「ある会社顧問(防衛省元将官)の独り言」
 第15回 大震災

堀口 紀博

 平成23年の干支は「辛卯(かのと・う)」辛は辛苦、辛酸を意味し、卯は中の2本の縦棒が門を表し、門の中には問題山積、内憂外患の「辛抱の年」。60 年前昭和26 年2月東京で猛吹雪3月三原山大爆発10 月ルース台風死者等1200 名。120 年前明治24 年10 月濃尾大地震12 月鳥取県大火災2600 戸消失。180 年前文政天保元年1月肥前大地震。240 年前明和8年4月八重山地震。この歴史から今年は地震が起こりそうと書きましたが、まさか3月M9大地震が起こるとは??
 16 年前は阪神淡路大震災、村山総理でした。今回は管総理。共通することは、指導力に疑問があることです。聖賢の書「大学」によれば、小人に政治を任せると災いが重なるとあります。今回は震災に引き続き大津波、原子力発電所の爆発など災いが重なっています。日本国とすれば不幸なことです。滅び行く国家とは国民が1夢・理想を失い2心の価値を持たず3歴史を学ばないに集約されるそうです。今回阪神淡路の教訓を生かし(歴史を学び)人命救助、被災民救済、復旧作業等に迅速に対応しています。今後どのように収まっていくかは予断を許しません。日本人は貧しさ、乏しさを分かち合うのは、上手に出来るそうです。避難された人々もまた、日本人の素晴らしさを、世界中が驚いている「平穏さ」で辛抱されています。我がフクダグループにも被害に会われた人々、家族がいます。何が出来るのか全員で考え、行動しなければいけない時期に入ってきています。まず、節電
 自衛隊について言えば、政府は暴力装置だとか、平和だから隊員数は減らせ、予算は削減せよと、散々のことを言い、実行してきたにもかかわらず、今すべて自衛隊任せになってきました。

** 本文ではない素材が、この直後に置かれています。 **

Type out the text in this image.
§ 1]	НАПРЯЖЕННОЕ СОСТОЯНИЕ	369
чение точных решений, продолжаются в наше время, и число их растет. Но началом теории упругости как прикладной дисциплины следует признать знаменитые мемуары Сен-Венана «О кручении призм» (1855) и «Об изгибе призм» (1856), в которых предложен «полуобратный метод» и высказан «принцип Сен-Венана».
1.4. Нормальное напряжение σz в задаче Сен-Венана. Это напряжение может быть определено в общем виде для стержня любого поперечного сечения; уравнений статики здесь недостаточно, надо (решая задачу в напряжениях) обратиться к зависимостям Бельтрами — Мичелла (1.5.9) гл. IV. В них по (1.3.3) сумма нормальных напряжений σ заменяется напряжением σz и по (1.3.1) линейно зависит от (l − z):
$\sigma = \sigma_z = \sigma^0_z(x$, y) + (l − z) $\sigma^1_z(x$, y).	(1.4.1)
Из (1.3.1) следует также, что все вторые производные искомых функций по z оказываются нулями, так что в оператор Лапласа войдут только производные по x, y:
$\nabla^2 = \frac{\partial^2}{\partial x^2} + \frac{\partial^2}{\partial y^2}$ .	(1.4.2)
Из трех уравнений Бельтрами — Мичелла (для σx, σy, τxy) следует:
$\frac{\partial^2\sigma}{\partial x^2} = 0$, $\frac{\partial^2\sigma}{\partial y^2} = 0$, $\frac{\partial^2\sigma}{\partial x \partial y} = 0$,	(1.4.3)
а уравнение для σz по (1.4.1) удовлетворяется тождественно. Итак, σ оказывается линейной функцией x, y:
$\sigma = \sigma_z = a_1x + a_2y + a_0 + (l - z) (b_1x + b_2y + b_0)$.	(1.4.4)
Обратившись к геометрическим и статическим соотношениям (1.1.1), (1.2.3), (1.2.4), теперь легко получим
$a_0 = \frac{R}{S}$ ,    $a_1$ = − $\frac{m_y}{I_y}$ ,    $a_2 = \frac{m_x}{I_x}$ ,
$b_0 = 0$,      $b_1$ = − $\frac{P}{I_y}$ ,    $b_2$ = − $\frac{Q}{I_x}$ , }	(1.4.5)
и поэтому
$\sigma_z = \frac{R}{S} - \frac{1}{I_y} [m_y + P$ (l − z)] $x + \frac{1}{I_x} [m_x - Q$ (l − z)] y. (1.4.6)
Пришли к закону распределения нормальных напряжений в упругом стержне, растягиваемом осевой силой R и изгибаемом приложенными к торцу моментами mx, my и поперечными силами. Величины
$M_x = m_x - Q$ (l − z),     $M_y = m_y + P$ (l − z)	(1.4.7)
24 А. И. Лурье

10 万人の動員とは大変なことです。戦時、先端戦力は2割、8割は後方支援(兵站部門)に回らないと作戦は遂行できません。支援に行った隊員も食べて、寝て、環境の整備は必要です。人員が増えれば増えるほど、部隊の戦力維持のための兵站は膨大になります。太平洋戦争では兵站を考えない日本軍であり、それで負けたと歴史は証明しています。餅は餅屋と言いますが、素人が些事まで口を出し、更にそれが無理難題であることを最高指揮官が理解していないことはまさに「今そこにある危機」です。自衛隊学会にて中部方面総監は「国家のために真剣に働くものを国家は決して助けない、しかし、それでも我々自衛官はやらなければいけない」と講話されました。現在、全員がこの気持ちで、気概で、第一線では人命救助、避難された人々の救済、復旧作業、原子力発電所でのきわめて危険な作業を、身の危険を顧みず国家国民のために、報われることがあろうが、無かろうが、地道に頑張っています。OB として彼らを誇りに思うと同時に今何が私に出来るのかと考え行動しようとしています。